Forfeiture law, meanwhile, suffers from a lack of adequate due process protections. Officers can seize currency or property even without actual evidence of criminality. Often, suspicion alone is asserted to justify a seizure.

Innocent property owners who contest seizures may believe they will get their day in court, but few cases actually make it before a judge. Most are resolved through the tortuous and opaque “administrative forfeiture” process in which the agency that seized the property—and stands to gain financially from keeping it—plays judge, prosecutor, and jury all in one.

And for those few people who do make it to court, they quickly discover that the deck is stacked against them. Prosecutors need to prove that property is forfeitable only by a preponderance of the evidence, a standard far lower than “beyond a reasonable doubt.” The owner then bears the burden of essentially proving his own innocence, a feat he must accomplish without an attorney if he cannot afford one.

With so few due process protections and so strong and perverse a financial incentive, it is no wonder that gross abuses of civil forfeiture have made headlines in recent years.

For instance, a sheriff in Oklahoma allowed a meth dealer to go free in exchange for $10,000 in cash he was carrying when he was arrested. An insurance adjuster passing through Tennessee had $22,000 seized without evidence of wrongdoing. Police in Tenaha, Texas, repeatedly targeted minority and out-of-state drivers for roadside seizures for three years, threatening and coercing them into “voluntarily” forfeiting their money and valuables.

These abusive practices have prompted a nationwide movement to rein in forfeiture.

Thirty states have reformed their civil forfeiture laws in recent years. Some have even abolished civil forfeiture altogether. The deficiencies in forfeiture law even prompted Justice Clarence Thomas to cast doubt on the constitutionality of the modern practice. And just weeks ago, the Supreme Court ruled unanimously that the Eighth Amendment’s excessive fines clause applies to states, and that local and state property seizures can be constitutionally excessive.

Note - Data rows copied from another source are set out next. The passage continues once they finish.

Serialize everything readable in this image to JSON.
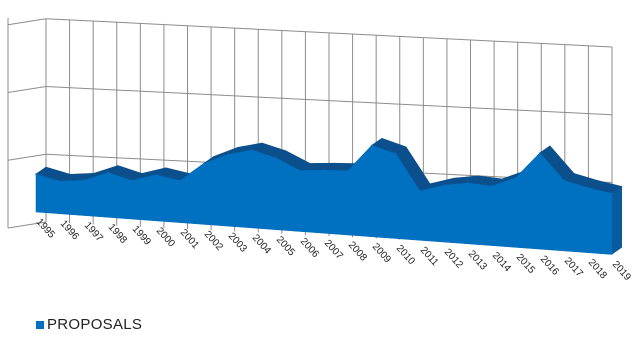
{
  "chart_data": {
    "type": "area",
    "x": [
      "1995",
      "1996",
      "1997",
      "1998",
      "1999",
      "2000",
      "2001",
      "2002",
      "2003",
      "2004",
      "2005",
      "2006",
      "2007",
      "2008",
      "2009",
      "2010",
      "2011",
      "2012",
      "2013",
      "2014",
      "2015",
      "2016",
      "2017",
      "2018",
      "2019"
    ],
    "series": [
      {
        "name": "PROPOSALS",
        "color": "#0070C0",
        "values": [
          56,
          48,
          52,
          66,
          57,
          68,
          62,
          90,
          106,
          115,
          106,
          90,
          93,
          95,
          135,
          125,
          73,
          84,
          90,
          88,
          103,
          142,
          104,
          96,
          90
        ]
      }
    ],
    "ylim": [
      0,
      300
    ],
    "y_gridlines": [
      100,
      200,
      300
    ],
    "grid": true,
    "projection": "3d",
    "legend_position": "bottom-left",
    "title": "",
    "xlabel": "",
    "ylabel": ""
  }
}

Now, Congress is once again stepping up to the plate with the reintroduction of the FAIR Act, a bill that proposes sweeping reforms in line with those proposed by The Heritage Foundation and a bipartisan group of advocacy organizations.

The bill would raise the standard of proof in federal forfeiture cases to “clear and convincing evidence,” a much higher bar than the current “preponderance of the evidence” standard. That would mirror numerous state-level reforms adopted throughout the country.

The proposal would also ensure that the burden of proof in these cases rests on the government, which would have to prove that a property owner used or consented to the use of his property for a criminal act. Indigent property owners would also be afforded legal counsel in all forfeiture cases.

Crucially, the FAIR Act would eliminate the forfeiture financial incentive by abolishing the equitable sharing program, and mandating that all federal forfeiture proceeds be returned to the Treasury’s General Fund to be appropriated by Congress. Law enforcement agencies would no longer be incentivized to treat forfeiture as a revenue generator rather than a law enforcement tool.

Walberg first introduced the FAIR Act in 2014. In these last five years, civil forfeiture reform has risen to national prominence and emerged as a clear, bipartisan issue. In polls, substantial majorities of Americans favor reining in civil forfeiture, and 76 percent of the public would actually be more likely to vote for candidates who embrace reform.

Clearly, the American people have spoken, and Congress ought to listen.